ROYAL Dutch Shell Plc has signed a $10 billion revolving credit facility. The new facility replaces Shell’s existing $8.84 billion revolving credit facility and is provided by a syndicate of 25 banks.
The oil giant said in anticipation of the cessation of the London Interbank Offered Rate (LIBOR), this is one of the world’s first credit facilities linked to the new Secured Overnight Financing Rate (SOFR). Also, in a first for Shell, the interest and fees paid on the facility will be linked to Shell’s progress towards reaching its short-term Net Carbon Footprint intensity target, as published in its Sustainability Report.
“We are delighted to support the transition to new benchmark interest rates with this, market leading, syndicated SOFR facility,” said Russell O’Brien, Group Treasurer at Shell. “This is an innovative deal which also demonstrates Shell’s broad-based commitment to reducing the Net Carbon Footprint of the energy products we sell. We appreciate the strong support and commitment from our relationship banks.”
Shell has set an ambition to reduce the Net Carbon Footprint of the energy products it sells by around 50 per cent by 2050 and by 20 per cent by 2035 in step with society as it moves towards meeting the aims of the Paris Agreement. Shell has also set a three-year target to reduce its Net Carbon Footprint by 2-3 per cent by 2021 as compared to 2016.
The $10 billion unsecured revolving credit facility consists of a five-year, $8 billion revolving credit facility, and a one-year $2 billion facility. Each facility includes two one-year extension options at the discretion of each lender.
Bank of America and Barclays Bank acted as joint co-coordinators for the facility.
The banks that participated in the facility includeANZ, Bank of China, Banco Santander, BNP Paribas, Citibank, Credit Agricole Corporate and Investment Bank, Credit Suisse, Deutsche Bank, Goldman Sachs, HSBC, Industrial and Commercial Bank of China, JP Morgan, Lloyds Bank, Mizuho Bank, Morgan Stanley, Natixis, Royal Bank of Canada, Sumitomo Mitsui Banking Corp, Société Générale, Standard Chartered Bank, TD Securities, UBS and Wells Fargo participated in the facility.

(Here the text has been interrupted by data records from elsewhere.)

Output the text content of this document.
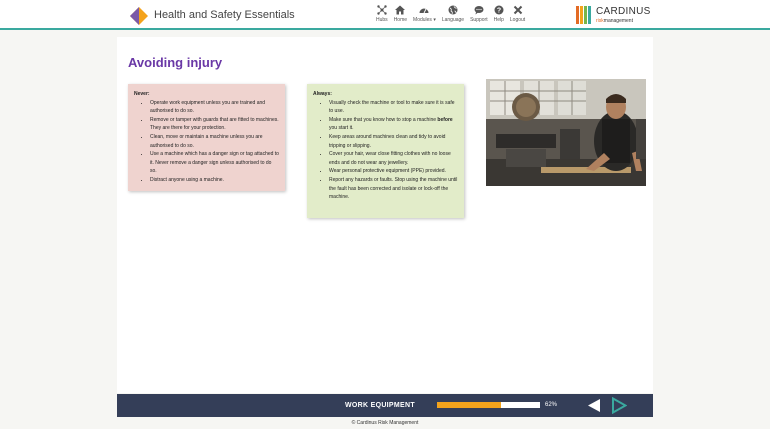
Health and Safety Essentials	Hubs Home Modules ▾ Language Support
?
Help Logout
CARDINUS
riskmanagement
Avoiding injury
Never:
• Operate work equipment unless you are trained and authorised to do so.
• Remove or tamper with guards that are fitted to machines. They are there for your protection.
• Clean, move or maintain a machine unless you are authorised to do so.
• Use a machine which has a danger sign or tag attached to it. Never remove a danger sign unless authorised to do so.
• Distract anyone using a machine.
Always:
• Visually check the machine or tool to make sure it is safe to use.
• Make sure that you know how to stop a machine before you start it.
• Keep areas around machines clean and tidy to avoid tripping or slipping.
• Cover your hair, wear close fitting clothes with no loose ends and do not wear any jewellery.
• Wear personal protective equipment (PPE) provided.
• Report any hazards or faults. Stop using the machine until the fault has been corrected and isolate or lock-off the machine.
WORK EQUIPMENT	62%
© Cardinus Risk Management
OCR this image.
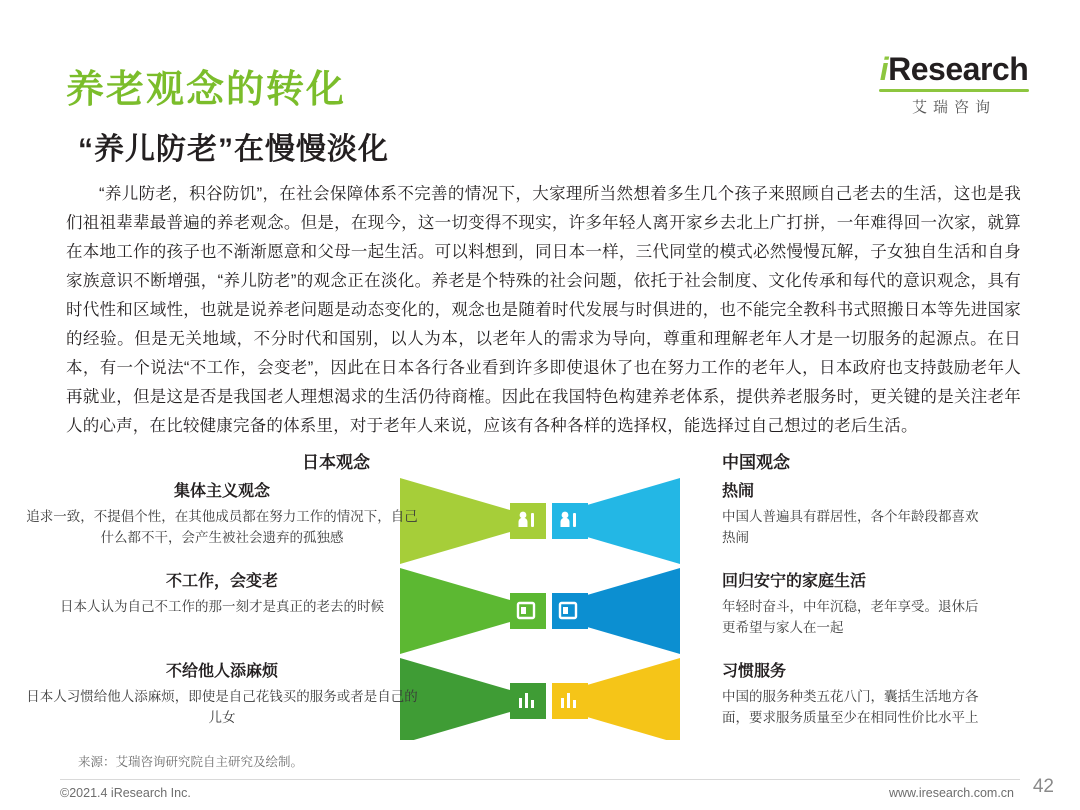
养老观念的转化
“养儿防老”在慢慢淡化
iResearch
艾瑞咨询
“养儿防老，积谷防饥”，在社会保障体系不完善的情况下，大家理所当然想着多生几个孩子来照顾自己老去的生活，这也是我们祖祖辈辈最普遍的养老观念。但是，在现今，这一切变得不现实，许多年轻人离开家乡去北上广打拼，一年难得回一次家，就算在本地工作的孩子也不渐渐愿意和父母一起生活。可以料想到，同日本一样，三代同堂的模式必然慢慢瓦解，子女独自生活和自身家族意识不断增强，“养儿防老”的观念正在淡化。养老是个特殊的社会问题，依托于社会制度、文化传承和每代的意识观念，具有时代性和区域性，也就是说养老问题是动态变化的，观念也是随着时代发展与时俱进的，也不能完全教科书式照搬日本等先进国家的经验。但是无关地域，不分时代和国别，以人为本，以老年人的需求为导向，尊重和理解老年人才是一切服务的起源点。在日本，有一个说法“不工作，会变老”，因此在日本各行各业看到许多即使退休了也在努力工作的老年人，日本政府也支持鼓励老年人再就业，但是这是否是我国老人理想渴求的生活仍待商榷。因此在我国特色构建养老体系，提供养老服务时，更关键的是关注老年人的心声，在比较健康完备的体系里，对于老年人来说，应该有各种各样的选择权，能选择过自己想过的老后生活。
日本观念	中国观念
集体主义观念
追求一致，不提倡个性，在其他成员都在努力工作的情况下，自己什么都不干，会产生被社会遗弃的孤独感
热闹
中国人普遍具有群居性，各个年龄段都喜欢热闹
不工作，会变老
日本人认为自己不工作的那一刻才是真正的老去的时候
回归安宁的家庭生活
年轻时奋斗，中年沉稳，老年享受。退休后更希望与家人在一起
不给他人添麻烦
日本人习惯给他人添麻烦，即使是自己花钱买的服务或者是自己的儿女
习惯服务
中国的服务种类五花八门，囊括生活地方各面，要求服务质量至少在相同性价比水平上
来源：艾瑞咨询研究院自主研究及绘制。
©2021.4 iResearch Inc.	www.iresearch.com.cn 42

A revolving credit facility is a committed bank loan facility which allows a company to borrow funds at short notice if required, while SOFR is calculated as a volume-weighted median of transaction-level tri-party repo data collected from various market sources and published by the New York Federal Reserve Bank.
Under the terms of the deal, the LIBOR interest rate will be replaced by SOFR as early as the first anniversary of the signing date of the revolving credit facility, once the bank market is fully prepared for SOFR as an underlying rate.